Рон наспех сорвал печать и письмо неожиданно завопило голосом Гермионы:
— Где тебя носит?! Где вас всех носит?! Ты обещал быть дома в 10, я себе места не нахожу, Рональд Уизли! Джордж и Алисия, Мерлин вас подери, если вы тоже там – вы вообще знаете, что Флер не может уложить сразу четверо детей одновременно??? Если у вас нет совести, то должен быть хотя бы здравый смысл!
Затем письмо загорелось и растаяло горсткой пепла. Тут же пристыженные Джордж и Алисия, с негромким хлопком, взявшись за руки, аппарировали домой, наскоро попращавшись с застывшей компанией. За ними, наскоро и скомканно попрощавшись, вышли Ли и Кэтти, явно чувствующие себя крайне неловко и не понимающие, что им теперь говорить незнакомой в сущности официантке… Последними аппарировал Рон, он успел крикнуть что-то вроде:
— Извини.
Ханна осталась наедине с разбитыми бокалами, сломанной мебелью и разлитым виски.
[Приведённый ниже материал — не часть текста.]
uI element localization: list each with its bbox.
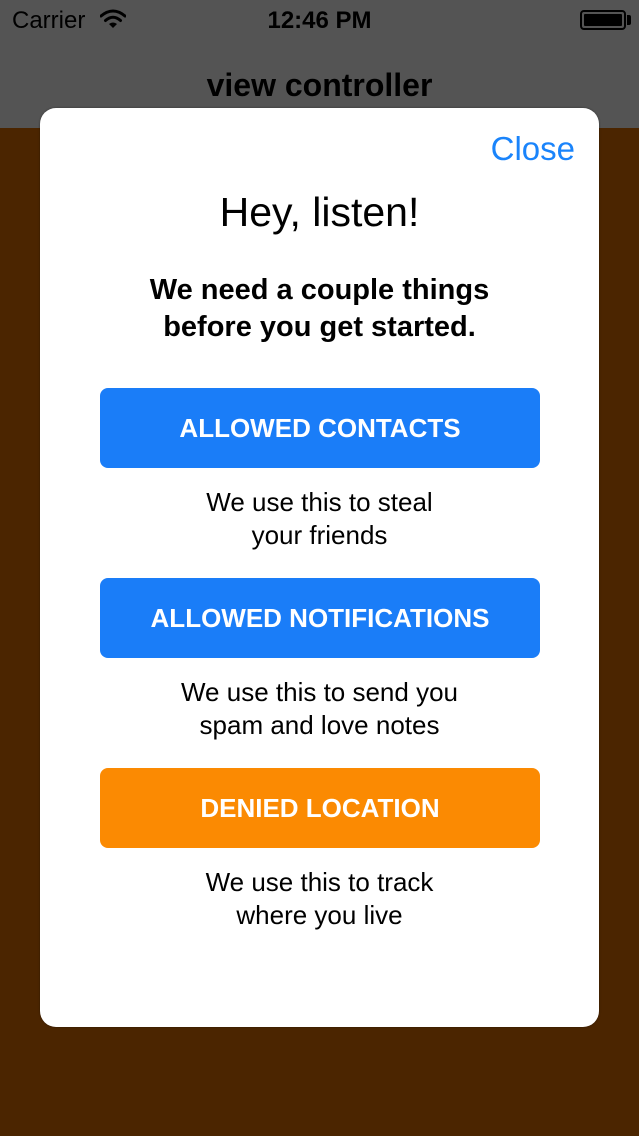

Без сил опустилась на уцелевший стул, и заплакала. Она не помнила, сколько так просидела, когда на её плечо опустилась морщинистая рука.
— Хватит тебе уже рыдать над пролитым огневиски, — попытался утешить Том. — И бегать среди ночи за пьяницами, которым до тебя нет дела, тоже не стоит. А то вон, — он кивнул в дальний угол, — закончишь как Филч. Давай-ка, приберись здесь, да иди уже спать. Поверь мне, старому дураку, если следующие десять лет ты будешь хорошей девочкой, тебе потом будет приятно об этом вспомнить.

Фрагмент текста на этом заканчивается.